Brandenburg: Von der Ermittlerin zur Praktikantin

Im Maskenmann-Prozess stehen Polizeibeamte offenbar massiv unter Druck. Auch vor Gericht. Eine Fahnderin der Mordkommission hatte Zweifel am Tatablauf. Jetzt will sie lieber Ruhe. Ein anderer Beamter berichtet von direkter Einflussnahme des Polizeipräsidenten

Frankfurt (Oder) - Ungewöhnlich lange muss die Zeugin in der blauen Uniformjacke einer Revierpolizisten auf eine einfache Frage vor dem Landgericht in Frankfurt (Oder) überlegen: „Gab es nach ihrer ersten Vernehmung ein Gespräch mit ihren Vorgesetzten?“ Das lange Schweigen dauert mehr als eine Minute, ehe sie nach einer Nachfrage endlich zugibt: „Ja, so ein Gespräch gab es.“ Die Folgen sind an der Uniform zu erkennen. Bis vor wenigen Wochen gehörte Frau B. zur Mordkommission in Frankfurt (Oder) und damit auch zur Sonderkommission „Imker“, die die drei Überfälle auf zwei Berliner Millionärsfamilien in Bad Saarow und Storkow in den Jahren 2011 und 2012 aufklären sollte. „Auf eigenem Wunsch“, wie die Frau um die 40 gestern vor Gericht erklärte, mache sie derzeit ein Praktikum auf dem Polizeirevier in Fürstenwalde. Sie wolle endlich abschließen mit den Ermittlungen rund um diesen spektakulären Prozess gegen den Angeklagten Mario K. aus Berlin, der als getarnter „Maskenmann“ sowohl die Familie P. auf deren Wochenendgrundstück angegriffen als auch den Investmentbanker Stefan T. entführt und seine Frau um eine Million Euro Lösegeld erpresst haben soll.

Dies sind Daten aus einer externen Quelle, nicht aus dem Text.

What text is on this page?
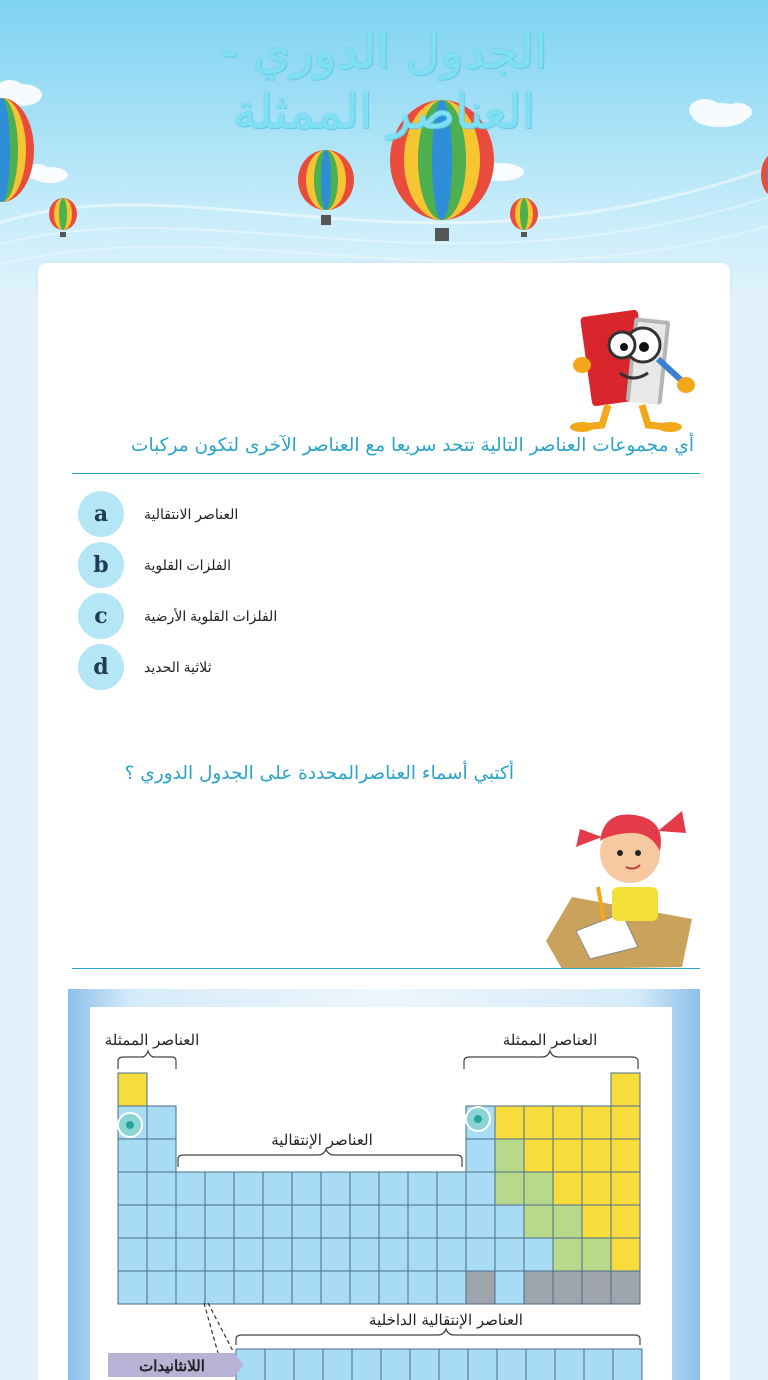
الجدول الدوري -
العناصر الممثلة
أي مجموعات العناصر التالية تتحد سريعا مع العناصر الآخرى لتكون مركبات
a	العناصر الانتقالية
b	الفلزات القلوية
c	الفلزات القلوية الأرضية
d	ثلاثية الحديد
أكتبي أسماء العناصرالمحددة على الجدول الدوري ؟
العناصر الممثلة	العناصر الممثلة
العناصر الإنتقالية
العناصر الإنتقالية الداخلية
اللانثانيدات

Man merkte der Polizistin sofort ihre Angst und ihre Hemmungen an. Sie gehörte zu jenen Kriminalisten, die von Anfang an Zweifel am geschilderten Ablauf der Entführung am Großen Storkower See hatten. „Ich habe sehr darunter gelitten, dass keine kritischen Fragen in der Sonderkommission gestellt werden durften“, hatte sie in ihrer ersten Vernehmung vor ihrem „freiwilligen Praktikum“ im November gesagt. Gestern wiederholte sie etwas zögerlich die von einer Kollegin in der Frankfurter Polizei erhaltene Mitteilung, wonach in einer Zusammenfassung der Ermittlungsergebnisse im Sommer 2013 sämtliche entlastende Indizien für den damals schon beobachteten Tatverdächtigen fehlen würden. Eine Beamtin, die der Mordkommission angehört hatte, hatte zuvor ausgesagt, eine Kollegin habe erzählt, aus einem Bericht hätten Fakten, die den Tatverdächtigen entlastet haben, gestrichen werden sollen. „Sie hat den Bericht nicht unterschrieben“, sagte die 52-Jährige mit Verweis auf ihre Kollegin. Laut „Bild“-Zeitung stellte das Gericht fest: Ihr Name fehlt als einziger von vier unter dem Bericht, ebenso entlastende Fakten. Diese tauchen nur in einem Anhang vom LKA auf. Dieser Bericht war schließlich entscheidend für die Festnahme von Mario K. im September 2013 vor einem Einkaufszentrum in Köpenick.

Nicht nur die Polizistin B. steht offenbar unter einem besonderen Druck ihrer Vorgesetzten. Auch andere Mitglieder der Sonderkommission „Imker“ verhielten sich im Zeugenstand äußerst zurückhaltend oder beriefen sich auf große Erinnerungslücken. Als weiteres Indiz für die offensichtlich starke Einflussnahme der Polizeiführung auf die Zeugenaussagen von Beamten dient auch ein von Frau B. bestätigtes Gespräch mit den betroffenen Polizisten. „Sie sind beim Chef auf ihre Vernehmung vor Gericht vorbereitet worden. Das habe ich vorher noch nie erlebt“, sagte sie.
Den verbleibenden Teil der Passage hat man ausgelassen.